Milk (Directed by Gus Van Sant)

After the Open Stack meeting at the Digg offices the other week, I turned down a kind offer from Tony to allow me to invade his dinner date and walked back to my hotel. The route took me up Sixteenth St, through the Mission, past Castro and into the Haight. Having mostly spent my San Francisco time further up Market St and around the various companies who make their homes in SoMa, it was a side to the city I’d never seen before – particularly at night.

Alongside the Christmas lights and leftover Obama posters (“HOPE” shone from nearly every window), Castro was glowing with anti-Proposition 8 signs. (Prop 8 is the unconstitutional, recently-passed legislation that formalises marriage as being between a man and a woman.) The sidewalks along Market St were filled with openly gay couples being free and open with each other, in a way that – despite significant civil rights advances – you still really don’t see anywhere.

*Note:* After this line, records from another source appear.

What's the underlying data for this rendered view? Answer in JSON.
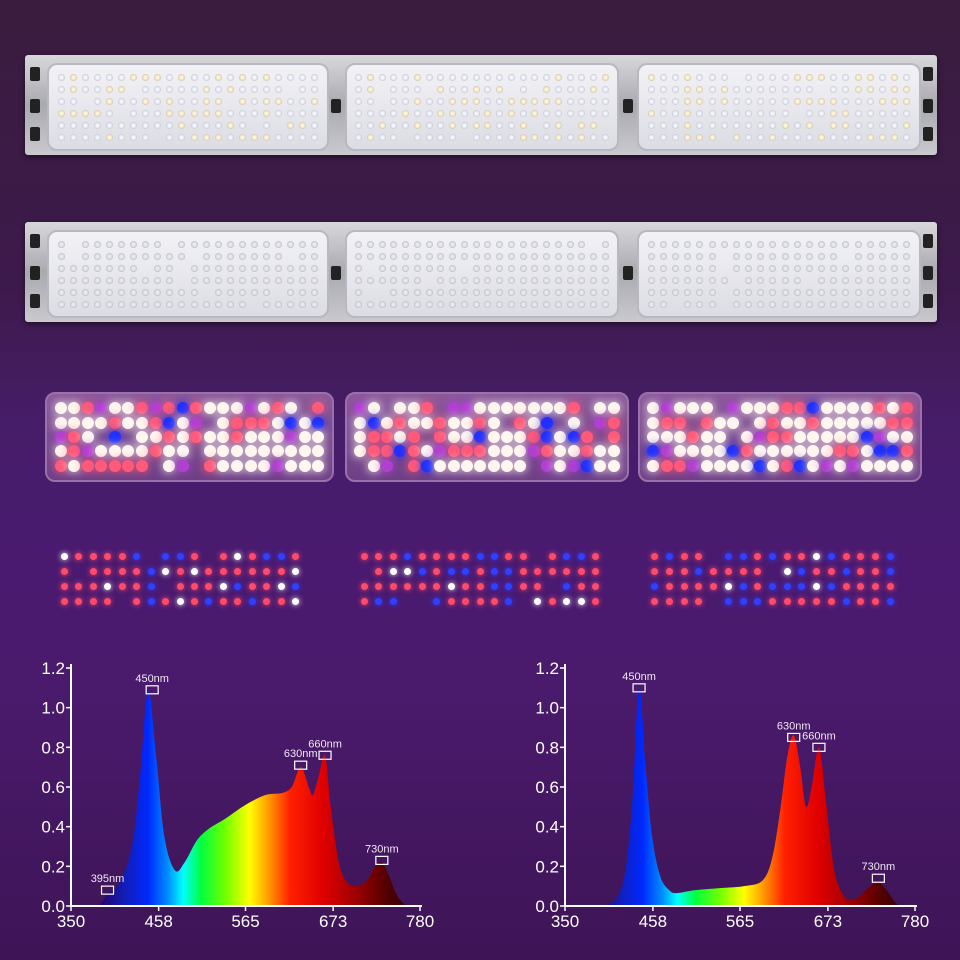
{
  "products": {
    "rows": [
      {
        "kind": "fixture-white-full-spectrum",
        "modules": 3
      },
      {
        "kind": "fixture-white",
        "modules": 3
      },
      {
        "kind": "module-full-spectrum-lit",
        "modules": 3
      },
      {
        "kind": "module-red-blue-lit",
        "modules": 3
      }
    ]
  },
  "colors": {
    "background": "#471d6a",
    "axis": "#ffffff",
    "text": "#ffffff",
    "marker": "#ffffff"
  },
  "chart_data": [
    {
      "type": "area",
      "title": "",
      "xlabel": "",
      "ylabel": "",
      "xlim": [
        350,
        780
      ],
      "ylim": [
        0,
        1.2
      ],
      "xticks": [
        "350",
        "458",
        "565",
        "673",
        "780"
      ],
      "yticks": [
        "0.0",
        "0.2",
        "0.4",
        "0.6",
        "0.8",
        "1.0",
        "1.2"
      ],
      "grid": false,
      "fill": "wavelength-spectrum-gradient",
      "x": [
        385,
        395,
        410,
        425,
        435,
        445,
        455,
        465,
        478,
        490,
        505,
        520,
        540,
        565,
        590,
        610,
        622,
        633,
        643,
        648,
        655,
        663,
        670,
        680,
        690,
        702,
        715,
        725,
        733,
        742,
        752,
        763
      ],
      "y": [
        0,
        0.06,
        0.12,
        0.3,
        0.65,
        1.08,
        0.75,
        0.35,
        0.18,
        0.22,
        0.33,
        0.39,
        0.44,
        0.51,
        0.56,
        0.57,
        0.6,
        0.7,
        0.6,
        0.56,
        0.65,
        0.76,
        0.5,
        0.22,
        0.12,
        0.1,
        0.13,
        0.2,
        0.22,
        0.15,
        0.05,
        0
      ],
      "annotations": [
        {
          "label": "395nm",
          "x": 395,
          "y": 0.08
        },
        {
          "label": "450nm",
          "x": 450,
          "y": 1.09
        },
        {
          "label": "630nm",
          "x": 633,
          "y": 0.71
        },
        {
          "label": "660nm",
          "x": 663,
          "y": 0.76
        },
        {
          "label": "730nm",
          "x": 733,
          "y": 0.23
        }
      ]
    },
    {
      "type": "area",
      "title": "",
      "xlabel": "",
      "ylabel": "",
      "xlim": [
        350,
        780
      ],
      "ylim": [
        0,
        1.2
      ],
      "xticks": [
        "350",
        "458",
        "565",
        "673",
        "780"
      ],
      "yticks": [
        "0.0",
        "0.2",
        "0.4",
        "0.6",
        "0.8",
        "1.0",
        "1.2"
      ],
      "grid": false,
      "fill": "wavelength-spectrum-gradient",
      "x": [
        400,
        415,
        425,
        433,
        441,
        449,
        457,
        467,
        478,
        487,
        510,
        540,
        570,
        593,
        605,
        615,
        623,
        631,
        639,
        646,
        653,
        662,
        670,
        680,
        690,
        700,
        712,
        725,
        735,
        745,
        755,
        762
      ],
      "y": [
        0,
        0.05,
        0.2,
        0.55,
        1.1,
        0.7,
        0.35,
        0.15,
        0.08,
        0.065,
        0.08,
        0.09,
        0.1,
        0.13,
        0.25,
        0.5,
        0.75,
        0.86,
        0.7,
        0.5,
        0.6,
        0.8,
        0.55,
        0.2,
        0.07,
        0.03,
        0.05,
        0.1,
        0.12,
        0.08,
        0.02,
        0
      ],
      "annotations": [
        {
          "label": "450nm",
          "x": 441,
          "y": 1.1
        },
        {
          "label": "630nm",
          "x": 631,
          "y": 0.85
        },
        {
          "label": "660nm",
          "x": 662,
          "y": 0.8
        },
        {
          "label": "730nm",
          "x": 735,
          "y": 0.14
        }
      ]
    }
  ]
}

Milk is the story of Harvey Milk, the “Mayor of Castro St”, who was the first openly gay man to hold public office in the United States. It does have its flaws, but as Jeff Jarvis says:

Sean Penn does an incredible job capturing Milk’s intensity, humor, joy, and decency. It is a great performance. […] What Milk does brilliantly is portray the moment and the movement in intimate human terms, not with soaring music, not with gay cliches, not with PC delicacies but with emotion and reality. I recommend it highly.

Alongside Wall-E, I think it’s one of the best films I’ve seen over the last twelve months. (And on that note, if you don’t believe a kids’ cartoon can be a genuinely good movie with wide appeal and message, I recommend you give it a try …)

What has struck me, though, is that the movie only seems to be opening in cities – in other words, bypassing the more homophobic small town communities that could really use it. As this article in the Pittsburgh Post-Gazette notes:

Even with strides, remnants of the discrimination that people like Mr. Milk and Mr. Bell faced still linger, school officials say, and that is why they need safe and supportive environments for students who are gay.

Last year the Gay, Lesbian and Straight Education Network unveiled its “National School Climate Survey.” Of the 6,200 gay middle and high school students surveyed, about 90 percent had been harassed and 60 percent said they felt unsafe at school because of their sexual orientation.

One of the most powerful moments in the movie comes when Milk realises he is empowering young people across the country who previously thought, and were being told, that there was something wrong with them – which is one reason why this inspirational film should have wide distribution. Another is that it’s an exceptionally well-made, powerful film that any intelligent person should enjoy.